Single by Tommy february^{6}

from the album Tommy february^{6}
- Released: 17 January 2002
- Recorded: 2002
- Genre: Pop
- Length: 15:00
- Label: Defstar Records
- Songwriter: Tomoko Kawase
- Producer: Malibu Convertible

Tommy february^{6} singles chronology
| "Kiss One More Time" (2001) | "Bloomin'!" (2002) | "Je t'aime je t'aime" (2003) |

= Bloomin'! =

"Bloomin'!" is the third single released by Tomoko Kawase under the name Tommy February^{6}, and the last single released for the Tommy February^{6} album.
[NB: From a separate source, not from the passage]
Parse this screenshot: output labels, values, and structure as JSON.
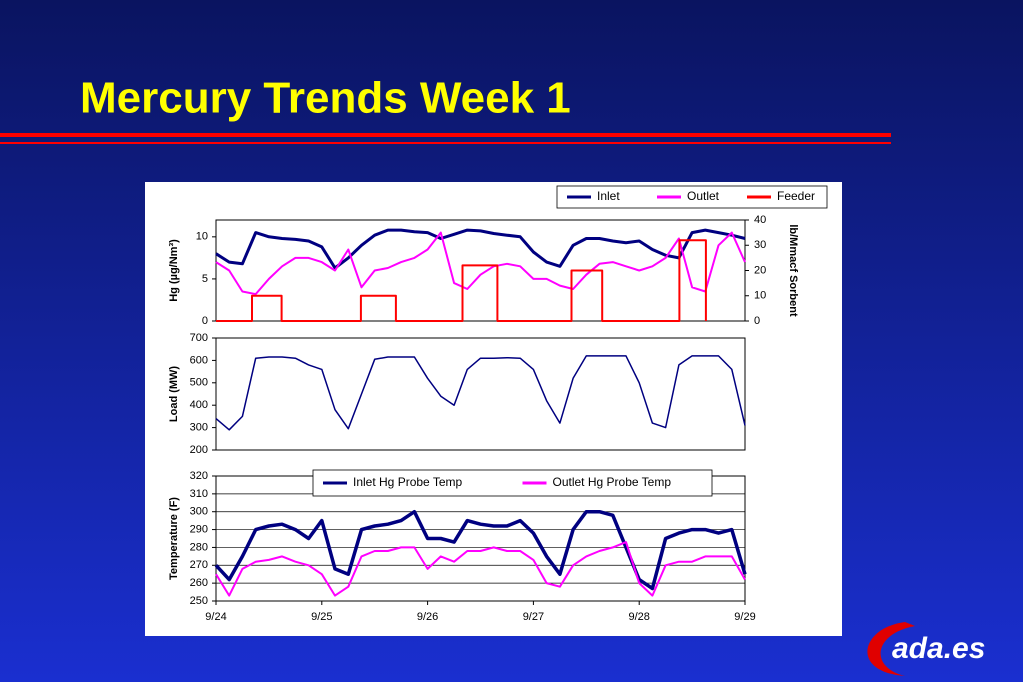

It peaked at number 10 on the Oricon singles chart.

==Track listing==

| No. | Title | Length |
|---|---|---|
| 1. | "Bloomin'!" | 3:40 |
| 2. | "Bloomin'! (Onganku Mix)" | 6:53 |
| 3. | "Bloomin'! (Instrumental)" | 3:39 |
| Total length: |  | 15:00 |

==Music video==
The Bloomin'! video is largely based on Alice in Wonderland and features Tommy dressed in the signature blue dress following a white rabbit into the worm-hole. The video also features cheerleaders similar to those in the videos for the previous two singles: "Everyday at the Bus Stop" and "Kiss One More Time".